La finesse exquise, le tact infiniment supérieur de la femme, les sentiments généreux qui abondent dans son cœur, impriment à ses jugements le cachet de la vérité.

Aussi, n'hésitons-nous pas à regarder cette gracieuse moitié du genre humain comme le meilleur juge du point d'honneur.

Avez-vous remarqué ce jeune homme lancé dans une discussion irritante qui côtoie l'agression et va peut-être bientôt dégénérer en violence? Tout à coup l'orage s'apaise. On le voit reprendre le ton courtois de la bonne société... Un simple regard de l'objet aimé l'a ramené dans la bonne voie.

La tendresse de la femme patronnant la cause de la justice et de la raison ne lui donne-t-elle pas le droit au commandement sur tout homme de cœur?

La femme voit-elle l'objet de ses préférences subir une insulte aussi grave qu'imméritée, un regard calme et fier viendra l'encourager à suivre le sentier de l'honneur. Comment pourrait-il y manquer, puisqu'il a la certitude que son courage sera partagé?

C'est encore dans le sentiment de l'honneur que la femme puise la force nécessaire pour donner l'exemple de deux vertus qui lui sont pourtant si souvent contestées: le silence et la discrétion.

Citons un exemple:

Il y a quelque vingt ans, dans une armée étrangère, une querelle entre deux honorables officiers nécessite un duel à outrance. Pour des motifs que nous ne croyons pas devoir préciser, la rencontre ne peut avoir lieu qu'à l'expiration du terme de trois mois.

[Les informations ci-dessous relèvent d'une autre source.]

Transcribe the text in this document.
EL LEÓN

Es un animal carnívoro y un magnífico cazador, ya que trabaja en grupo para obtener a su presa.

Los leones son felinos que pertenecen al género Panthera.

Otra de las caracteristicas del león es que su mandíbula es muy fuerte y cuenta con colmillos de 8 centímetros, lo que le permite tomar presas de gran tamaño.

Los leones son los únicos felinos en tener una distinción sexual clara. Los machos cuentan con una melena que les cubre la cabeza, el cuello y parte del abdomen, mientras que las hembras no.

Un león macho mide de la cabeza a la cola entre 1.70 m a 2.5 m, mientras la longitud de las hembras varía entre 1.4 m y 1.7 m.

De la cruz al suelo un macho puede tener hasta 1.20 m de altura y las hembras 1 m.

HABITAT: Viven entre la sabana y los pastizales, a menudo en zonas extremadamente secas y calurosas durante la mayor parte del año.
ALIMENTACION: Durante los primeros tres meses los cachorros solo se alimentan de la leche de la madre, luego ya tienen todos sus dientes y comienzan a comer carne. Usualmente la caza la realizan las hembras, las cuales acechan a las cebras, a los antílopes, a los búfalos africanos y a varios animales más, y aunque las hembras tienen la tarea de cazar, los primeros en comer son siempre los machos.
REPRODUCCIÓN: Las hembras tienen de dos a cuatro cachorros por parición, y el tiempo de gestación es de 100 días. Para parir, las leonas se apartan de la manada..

Pendant cette longue attente, des mères, une femme, des sœurs, les deux familles enfin, cachent leurs angoisses, leurs inquiétudes, jusqu'au jour du dénouement qui mit l'un des champions hors de combat et fit craindre pendant quelque temps pour la conservation de ses jours.

A quel puissant mobile attribuer un si long silence, une pareille discrétion, si ce n'est au profond sentiment de respect pour le point d'honneur!